Managing Power Virtual Servers (IAM)
Identity and access management (IAM) enables you to securely authenticate users, control access to Power® Virtual Server resources with resource groups, and allow access to specific resources for a set of users with access groups. IAM is your one-stop shop for all user and resource management in the IBM Cloud.
For more information about IAM, review the following information:
Platform access roles
You can use platform access roles to enable users to complete tasks on IBM Cloud resources, such as creating users or adding services.
The following table displays the IAM platform access roles and the corresponding type of control that is allowed by Power Virtual Server:
Platform access role | Type of access allowed |
---|---|
Viewer | View instances and list instances. |
Operator | View instances and list instances. |
Editor | View instances, list instances, create instances, and delete instances. |
Administrator | View instances, list instances, create instances, delete instances, and assign policies to other users. |
Service access roles
You can use the service access roles to define what actions users can perform on Power Virtual Server resources. The following table displays the IAM service access roles and the corresponding actions that a user can complete with Power Virtual Server:
Service access role | Description of actions |
---|---|
Reader | View all resources (such as SSH keys, storage volumes, and network settings). You cannot make any changes to the resources. |
Manager |
You can configure all resources. The following are some of the actions that you can perform:
|
To see the complete list of actions for each specific role, see the Manage authorizations page in IBM Cloud.
Resources supported for Power Virtual Server IAM access policies
When you assign access to the Power Virtual Server service, you can scope access to any of the following resources:
-
All resources
-
Specific resources, which supports the following selections:
- Resource group
- Service instance
Although you can select a Resource type from the Attribute type drop-down, it is not supported. Any roles and actions that are assigned against Resource type are ignored.

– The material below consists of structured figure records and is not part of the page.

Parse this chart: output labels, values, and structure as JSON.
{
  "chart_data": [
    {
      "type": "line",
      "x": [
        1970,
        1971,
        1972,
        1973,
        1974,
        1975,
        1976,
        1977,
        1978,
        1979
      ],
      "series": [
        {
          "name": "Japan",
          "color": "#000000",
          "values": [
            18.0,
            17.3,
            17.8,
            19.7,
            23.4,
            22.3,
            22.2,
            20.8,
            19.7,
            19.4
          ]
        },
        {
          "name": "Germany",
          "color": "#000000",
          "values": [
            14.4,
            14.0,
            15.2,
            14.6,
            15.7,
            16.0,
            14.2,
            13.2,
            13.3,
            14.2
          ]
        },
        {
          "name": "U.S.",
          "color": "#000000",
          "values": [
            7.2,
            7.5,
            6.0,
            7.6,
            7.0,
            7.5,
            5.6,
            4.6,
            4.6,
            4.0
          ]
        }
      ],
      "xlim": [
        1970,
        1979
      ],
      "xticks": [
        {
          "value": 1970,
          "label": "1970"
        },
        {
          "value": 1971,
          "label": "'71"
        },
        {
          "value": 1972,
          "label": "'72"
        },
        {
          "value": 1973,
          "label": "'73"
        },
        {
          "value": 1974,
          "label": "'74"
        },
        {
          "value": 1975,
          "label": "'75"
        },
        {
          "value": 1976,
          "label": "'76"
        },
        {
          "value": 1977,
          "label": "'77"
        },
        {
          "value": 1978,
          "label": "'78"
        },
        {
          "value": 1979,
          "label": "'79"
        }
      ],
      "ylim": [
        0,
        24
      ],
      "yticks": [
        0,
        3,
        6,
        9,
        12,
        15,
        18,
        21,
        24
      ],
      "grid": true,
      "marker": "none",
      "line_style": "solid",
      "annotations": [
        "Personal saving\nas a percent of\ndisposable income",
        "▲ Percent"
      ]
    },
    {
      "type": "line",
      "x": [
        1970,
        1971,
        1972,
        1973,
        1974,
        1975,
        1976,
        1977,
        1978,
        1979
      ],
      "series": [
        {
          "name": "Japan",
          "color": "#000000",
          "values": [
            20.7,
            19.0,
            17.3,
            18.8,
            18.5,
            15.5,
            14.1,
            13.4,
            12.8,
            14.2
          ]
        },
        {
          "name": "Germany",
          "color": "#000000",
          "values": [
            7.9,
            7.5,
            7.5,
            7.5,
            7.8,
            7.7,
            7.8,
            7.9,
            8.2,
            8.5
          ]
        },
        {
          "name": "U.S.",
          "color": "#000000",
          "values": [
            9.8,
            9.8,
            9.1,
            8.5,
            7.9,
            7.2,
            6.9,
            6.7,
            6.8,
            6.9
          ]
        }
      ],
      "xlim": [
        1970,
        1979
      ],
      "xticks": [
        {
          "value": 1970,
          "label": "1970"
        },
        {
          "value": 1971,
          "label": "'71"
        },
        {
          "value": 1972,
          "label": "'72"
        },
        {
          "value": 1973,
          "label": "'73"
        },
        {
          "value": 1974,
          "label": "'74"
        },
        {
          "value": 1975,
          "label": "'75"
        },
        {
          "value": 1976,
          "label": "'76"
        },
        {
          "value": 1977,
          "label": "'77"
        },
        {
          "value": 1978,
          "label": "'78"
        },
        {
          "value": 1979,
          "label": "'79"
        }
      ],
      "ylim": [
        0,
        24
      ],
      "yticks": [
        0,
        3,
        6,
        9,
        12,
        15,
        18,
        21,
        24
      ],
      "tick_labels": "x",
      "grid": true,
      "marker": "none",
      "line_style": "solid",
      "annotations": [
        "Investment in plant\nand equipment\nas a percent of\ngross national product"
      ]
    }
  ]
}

Access roles requirements for Power Virtual Server
Power Virtual Server requires additional access for features such as Direct Link, Transit Gateway service, Virtual Private Cloud, and so on. You may require additional access based on your resource requirements. For example, to create a Cloud connection you will need Editor access to Direct Link service.

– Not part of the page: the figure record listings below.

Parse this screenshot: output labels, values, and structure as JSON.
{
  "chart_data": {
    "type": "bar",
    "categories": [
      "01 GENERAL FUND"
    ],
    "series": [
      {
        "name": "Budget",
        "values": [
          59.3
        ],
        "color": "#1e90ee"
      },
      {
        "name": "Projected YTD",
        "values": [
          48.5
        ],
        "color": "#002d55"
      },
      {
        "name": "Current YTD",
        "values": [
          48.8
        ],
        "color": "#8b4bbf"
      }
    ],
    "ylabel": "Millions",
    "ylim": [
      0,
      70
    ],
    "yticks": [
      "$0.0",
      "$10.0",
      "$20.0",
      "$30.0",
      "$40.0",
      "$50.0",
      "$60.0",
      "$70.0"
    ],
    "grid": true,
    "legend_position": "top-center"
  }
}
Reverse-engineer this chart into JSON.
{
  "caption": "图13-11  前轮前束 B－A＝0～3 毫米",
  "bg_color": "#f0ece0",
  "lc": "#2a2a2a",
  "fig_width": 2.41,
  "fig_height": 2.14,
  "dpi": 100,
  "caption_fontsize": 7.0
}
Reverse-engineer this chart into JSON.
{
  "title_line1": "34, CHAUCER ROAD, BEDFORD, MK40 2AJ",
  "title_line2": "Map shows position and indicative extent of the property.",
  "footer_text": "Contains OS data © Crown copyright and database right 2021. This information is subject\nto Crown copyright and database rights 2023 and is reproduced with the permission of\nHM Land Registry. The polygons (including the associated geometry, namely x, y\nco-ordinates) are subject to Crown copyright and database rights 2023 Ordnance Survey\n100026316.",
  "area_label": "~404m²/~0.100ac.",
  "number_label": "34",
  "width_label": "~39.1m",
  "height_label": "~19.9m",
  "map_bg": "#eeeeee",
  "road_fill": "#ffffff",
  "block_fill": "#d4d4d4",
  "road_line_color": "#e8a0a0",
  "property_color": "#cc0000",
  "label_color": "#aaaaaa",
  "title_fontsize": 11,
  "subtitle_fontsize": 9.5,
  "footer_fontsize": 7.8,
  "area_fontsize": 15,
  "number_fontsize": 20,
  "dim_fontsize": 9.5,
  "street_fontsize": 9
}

The following table displays the additional access roles required for the corresponding type of services that is allowed by Power Virtual Server:
Additional access role | Resources Attributes |
---|---|
Editor, Manager, Operator, Reader, Viewer | Power Virtual Server service |
Editor, Manager, Operator, Reader, Viewer, VPN Client | VPC Infrastructure Services service |
Editor, Operator, Viewer | Transit Gateway service |
Reader, Viewer | All resources in account (Including future IAM enabled services) |
Editor, Operator, Viewer | Direct Link service |
Viewer | All resource group |
User access scenarios
See Managing access to resources for information on how to manage or assign access by using IAM policies.